Subtipe disosiasi PTSD sekarang telah dikenal. Seseorang dengan gangguan ini memiliki semua gejala yang disebutkan di atas, ditambah depersonalisasi (perasaan terlepas dari diri atau tubuh seseorang) dan/atau derealisasi (mengalami dunia sebagai hal yang tidak nyata atau seperti mimpi).

Diagnosis PTSD

  • Evaluasi dokter, berdasarkan kriteria diagnostik psikiatri standar

Dokter mendiagnosis gangguan stres pascatrauma (PTSD) ketika

  • Orang-orang telah terpapar secara langsung atau tidak langsung dengan peristiwa traumatis.

  • Gejala telah ada selama 1 bulan atau lebih.

  • Gejala menyebabkan tekanan yang signifikan atau mengganggu fungsi secara signifikan.

  • Orang-orang memiliki beberapa gejala dari masing-masing kategori gejala yang terkait dengan PTSD (gejala intrusi, gejala penghindaran, efek negatif pada pemikiran dan suasana hati, serta perubahan kewaspadaan dan reaksi).

Dokter juga memeriksa apakah gejala dapat terjadi akibat penggunaan obat atau gangguan lainnya.

Dokter mendiagnosis subtipe disosiasi PTSD ketika, selain semua gejala yang disebutkan di atas, orang tersebut memiliki bukti depersonalisasi (perasaan terlepas dari diri atau tubuh) dan/atau derealisasi (mengalami dunia sebagai hal yang tidak nyata atau seperti mimpi).

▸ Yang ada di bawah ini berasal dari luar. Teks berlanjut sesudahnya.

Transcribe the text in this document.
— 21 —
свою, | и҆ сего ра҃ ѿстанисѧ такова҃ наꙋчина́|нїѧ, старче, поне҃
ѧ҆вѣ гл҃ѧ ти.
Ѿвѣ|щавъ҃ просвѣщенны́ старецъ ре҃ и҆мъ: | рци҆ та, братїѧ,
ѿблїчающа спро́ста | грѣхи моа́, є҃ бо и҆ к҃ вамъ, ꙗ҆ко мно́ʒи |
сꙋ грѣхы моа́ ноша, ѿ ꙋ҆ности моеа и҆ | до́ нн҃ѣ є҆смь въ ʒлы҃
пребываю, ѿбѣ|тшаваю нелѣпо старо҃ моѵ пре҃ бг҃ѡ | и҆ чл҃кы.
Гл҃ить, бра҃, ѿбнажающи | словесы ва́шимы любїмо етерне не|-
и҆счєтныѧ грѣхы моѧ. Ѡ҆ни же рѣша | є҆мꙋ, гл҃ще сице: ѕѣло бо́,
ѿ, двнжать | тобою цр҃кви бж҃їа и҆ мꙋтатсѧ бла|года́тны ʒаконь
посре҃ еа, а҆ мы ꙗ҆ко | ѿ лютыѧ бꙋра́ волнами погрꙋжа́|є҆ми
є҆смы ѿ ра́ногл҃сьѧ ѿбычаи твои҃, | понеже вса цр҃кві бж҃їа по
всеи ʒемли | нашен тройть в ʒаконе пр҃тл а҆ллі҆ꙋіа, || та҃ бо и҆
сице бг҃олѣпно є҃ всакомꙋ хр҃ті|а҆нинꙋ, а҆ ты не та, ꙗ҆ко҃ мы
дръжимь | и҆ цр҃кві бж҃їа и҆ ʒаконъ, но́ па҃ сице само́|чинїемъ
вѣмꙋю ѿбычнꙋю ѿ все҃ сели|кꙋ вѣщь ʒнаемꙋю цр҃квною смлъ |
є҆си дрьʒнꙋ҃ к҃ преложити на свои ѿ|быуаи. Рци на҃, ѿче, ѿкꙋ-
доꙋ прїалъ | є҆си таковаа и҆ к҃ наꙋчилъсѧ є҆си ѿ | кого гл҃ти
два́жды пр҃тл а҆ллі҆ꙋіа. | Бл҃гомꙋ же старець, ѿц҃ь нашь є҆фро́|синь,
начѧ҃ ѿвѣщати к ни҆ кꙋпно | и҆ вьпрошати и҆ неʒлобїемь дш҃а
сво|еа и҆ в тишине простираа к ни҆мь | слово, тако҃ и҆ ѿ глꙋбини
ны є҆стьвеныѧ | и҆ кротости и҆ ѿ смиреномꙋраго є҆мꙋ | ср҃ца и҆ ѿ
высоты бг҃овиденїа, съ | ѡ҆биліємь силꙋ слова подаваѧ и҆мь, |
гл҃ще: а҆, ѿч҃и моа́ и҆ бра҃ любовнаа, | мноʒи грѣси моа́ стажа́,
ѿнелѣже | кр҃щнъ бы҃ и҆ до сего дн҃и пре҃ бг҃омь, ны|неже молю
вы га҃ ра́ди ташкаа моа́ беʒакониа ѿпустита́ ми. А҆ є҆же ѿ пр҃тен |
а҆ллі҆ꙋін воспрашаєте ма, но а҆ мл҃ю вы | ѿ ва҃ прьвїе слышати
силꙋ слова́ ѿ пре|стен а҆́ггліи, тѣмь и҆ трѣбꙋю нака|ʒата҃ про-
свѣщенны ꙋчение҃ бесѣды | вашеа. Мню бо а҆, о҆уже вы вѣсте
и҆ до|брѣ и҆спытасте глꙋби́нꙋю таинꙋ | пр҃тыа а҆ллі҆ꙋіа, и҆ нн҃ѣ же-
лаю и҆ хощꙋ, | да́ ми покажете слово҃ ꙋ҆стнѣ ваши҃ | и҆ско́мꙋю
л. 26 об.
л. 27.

PTSD sering kali tidak didiagnosis karena menyebabkan gejala yang bervariasi dan kompleks. Terkadang trauma mungkin tidak terlihat jelas oleh dokter, dan orang tersebut tidak selalu bersedia mendiskusikan trauma mereka. Selain itu, adanya gangguan penggunaan zat atau gangguan kesehatan mental lainnya (misalnya depresi, kecemasan) dapat mengalihkan perhatian dari PTSD. Ketika diagnosis dan pengobatan tertunda, PTSD dapat menjadi kronis dan melemahkan.

Pengobatan PTSD

  • Perawatan diri

  • Psikoterapi

  • Terkadang, obat-obatan

  • Pengobatan gangguan lain, seperti penggunaan zat atau depresi berat

Perawatan diri

Perawatan diri sangat penting selama dan setelah krisis atau trauma. Perawatan diri dapat dibagi menjadi 3 komponen:

  • Keamanan pribadi

  • Kesehatan fisik

  • Kewaspadaan

Keselamatan pribadi sangat penting. Setelah satu episode traumatis, seseorang akan lebih mampu memproses pengalaman tersebut ketika mereka tahu bahwa mereka dan orang yang mereka cintai aman. Namun demikian, mungkin sulit untuk mendapatkan keamanan penuh selama krisis yang sedang berlangsung seperti kekerasan dalam rumah tangga, perang, atau pandemi menular. Selama masa-masa sulit seperti itu, orang-orang harus mencari bimbingan dari para ahli tentang bagaimana mereka dan orang-orang yang mereka cintai dapat seaman mungkin.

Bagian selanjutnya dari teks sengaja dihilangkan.